Speaking of Research try to keep on top of the latest statistics coming from governments around the world. This post will look at the 2016 statistical releases in Poland and Finland.
According to statistics provided by Finnish authorities (but not required by the EU), 168,548 animals were “bred and euthanized without procedures”. This figure is likely to include both surplus animals bred, and animals bred to supply tissue samples for in vitro studies (but not genetically altered and not undergoing any procedure).
The rise in numbers mainly comes from the increases in mice (+16%) and birds (104%). This is the second year in which the number of birds used has doubled. Proportionally, Finland uses more dogs than in most countries – 3.8% vs around 0.5% in other EU countries. However, on closer inspection, it turns out that 3,582 procedures were taking blood samples from pet dogs to study genes involved in canine diseases, and 244 procedures were pet dogs participating in (veterinary) patient studies, leaving only 135 dogs used in laboratory settings (nearly all in toxicity and safety tests, nearly all of which were of mild severity). Similarly, all 259 procedures on cats were blood samples from pet cats to study genes involved in feline diseases.
Most research was conducted on mice (66%), rats (12%) fish (10%) or birds (7%), together accounting for 95% of all research procedures. No primates were used.
Over the last decade, the number of animal procedures in Finland has been falling, approximately halving over ten years.
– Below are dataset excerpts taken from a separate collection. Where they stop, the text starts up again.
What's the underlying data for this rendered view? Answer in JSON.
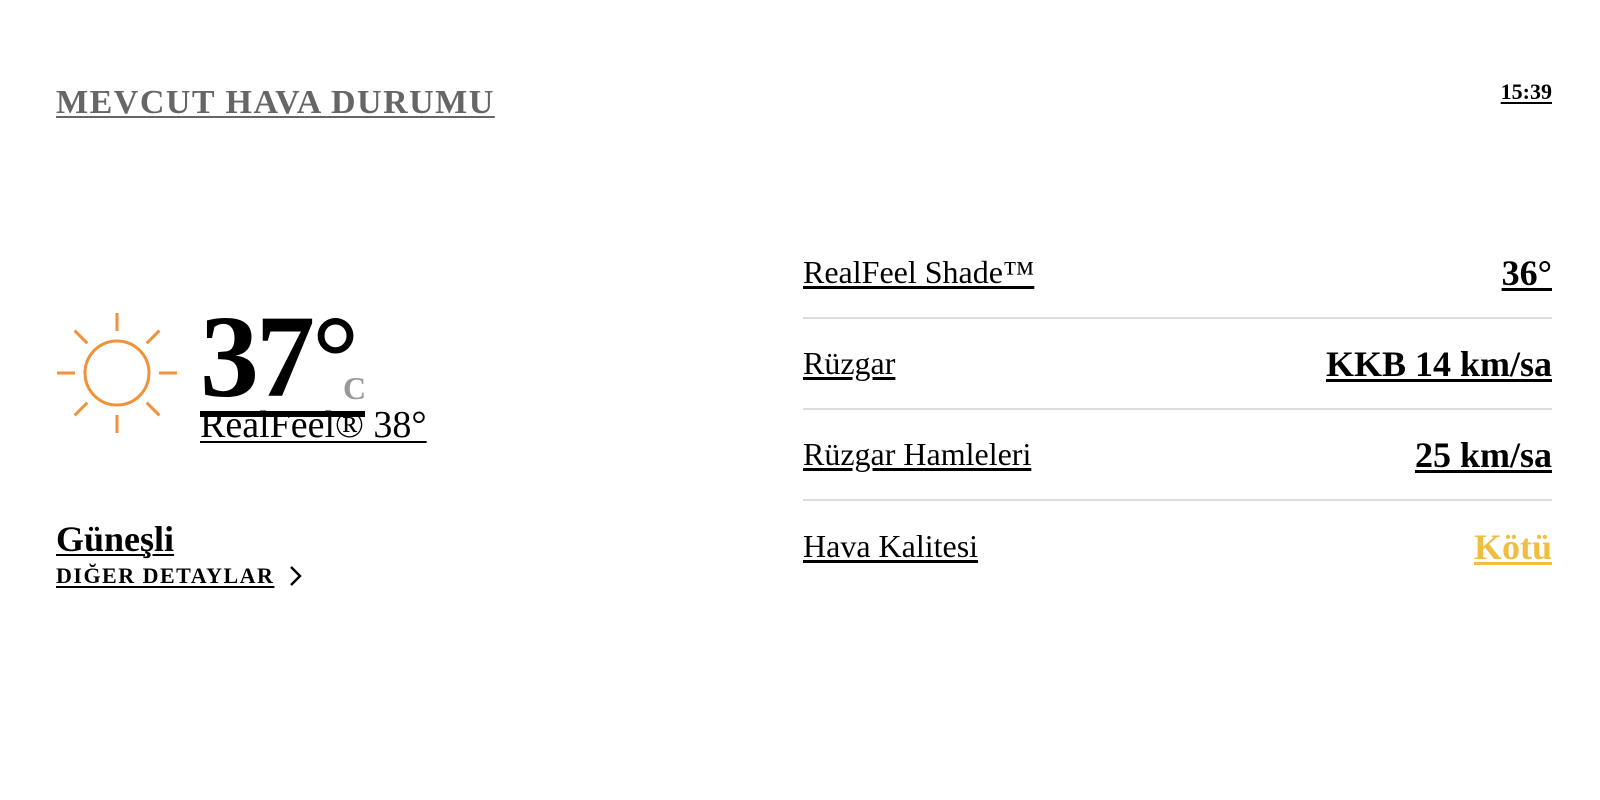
{
  "header": {
    "title": "MEVCUT HAVA DURUMU",
    "time": "15:39"
  },
  "current": {
    "icon": "sun-icon",
    "icon_color": "#F0923A",
    "temperature": "37°",
    "unit": "C",
    "realfeel": "RealFeel® 38°",
    "condition": "Güneşli",
    "more_details_label": "DIĞER DETAYLAR"
  },
  "details": [
    {
      "label": "RealFeel Shade™",
      "value": "36°",
      "value_color": "#000000"
    },
    {
      "label": "Rüzgar",
      "value": "KKB 14 km/sa",
      "value_color": "#000000"
    },
    {
      "label": "Rüzgar Hamleleri",
      "value": "25 km/sa",
      "value_color": "#000000"
    },
    {
      "label": "Hava Kalitesi",
      "value": "Kötü",
      "value_color": "#F0BE3F"
    }
  ],
  "colors": {
    "title_gray": "#666666",
    "unit_gray": "#999999",
    "divider": "#DDDDDD",
    "air_quality_bad": "#F0BE3F"
  }
}
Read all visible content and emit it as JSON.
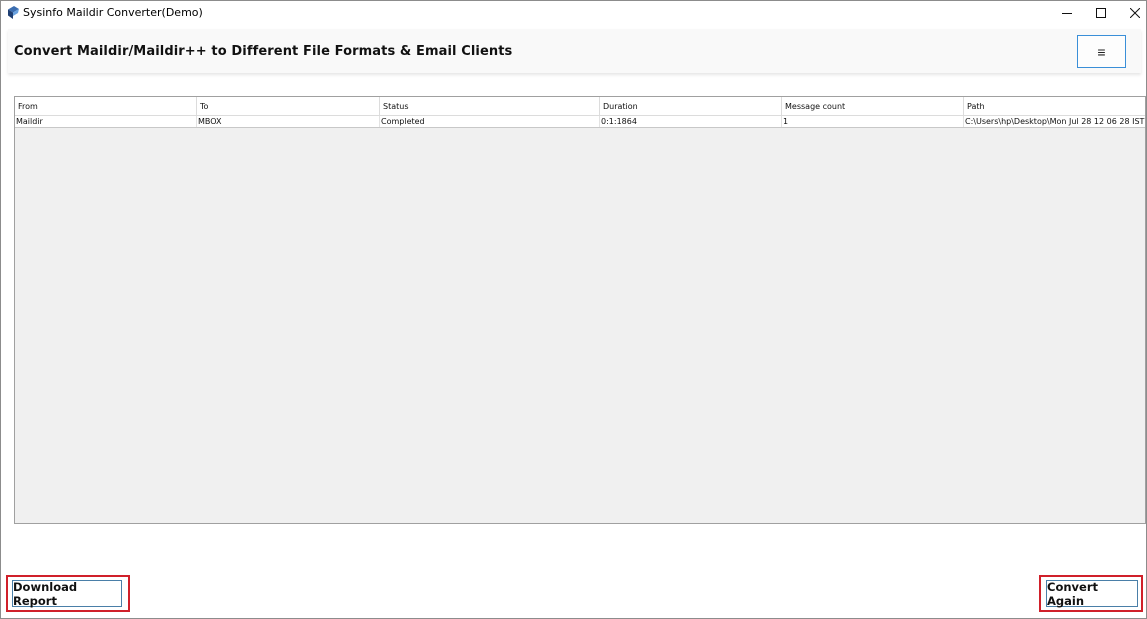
{
  "window": {
    "title": "Sysinfo Maildir Converter(Demo)"
  },
  "header": {
    "title": "Convert Maildir/Maildir++ to Different File Formats & Email Clients",
    "menu_icon": "hamburger-icon"
  },
  "table": {
    "columns": [
      "From",
      "To",
      "Status",
      "Duration",
      "Message count",
      "Path"
    ],
    "rows": [
      [
        "Maildir",
        "MBOX",
        "Completed",
        "0:1:1864",
        "1",
        "C:\\Users\\hp\\Desktop\\Mon Jul 28 12 06 28 IST ..."
      ]
    ]
  },
  "footer": {
    "download_label": "Download Report",
    "convert_label": "Convert Again"
  },
  "colors": {
    "highlight": "#d0202a",
    "menu_border": "#3a8fd8",
    "grid_bg": "#f0f0f0"
  }
}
Given the relatively small numbers of animals used in Finland (numerous US and UK universities use more animals in a year than all Finnish institutions put together), changes in overall numbers can be the result of just a handful of studies starting or finishing.
Finland, like all EU countries, reports the severity of every procedure after they have been completed. Mild and non-recovery accounted for 61.3% of procedures (60.3% in 2015), moderate was 30.1% (down from 33.9% in 2015) and severe was 8.5% (up from 5.8% in 2015). All but one severe procedure was on mice and rats (the last was on pigs).
Finally, 41.1% of procedures involved genetically altered animals (mostly mice and fish), 58.9% did not.
Source of Finnish Statistics: http://www.laaninhallitus.fi/lh/etela/hankkeet/ellapro/home.nsf/pages/BFD5CAFA94D8E7C7C225728A00475B11?opendocument
See previous years’ reports:
Poland reported 184,489 procedures on animals in 2016, a 6% rise from the previous year. It should be noted that while we compare to 2015, there were numerous issues relating to that statistical release and as a result these “changes from 2015” should be taken with a pinch of salt.
The biggest rise has been in fish, which rose 266% from 2015. This was slightly offset by falls in mice (-3%), rats (-10%) and birds (-38%).
93% of all research in Poland is on mice, rats, birds and fish – similar to most other EU countries. Prcoedures on dogs and cats together add up to less than 0.05% of research (85 procedures), and there were no procedures on primates.
There appears to be a downward trend in animal research over the last six years, though errors in previous data should mean that readers should take figures with a pinch of salt. Like Finland, given the relatively small numbers of animals used in Poland (numerous US and UK universities use more animals in a year than all Polish institutions put together), changes in overall numbers can be the result of just a handful of studies starting or finishing.
Poland reports the severity of every procedure after they have been completed. Mild and non-recovery accounted for 51%% of procedures, moderate was 26% and severe was 23%. The proportion of severe experiments is higher than in most other EU countries. This may be a result of slightly different guidelines currently in Poland for classifying severity.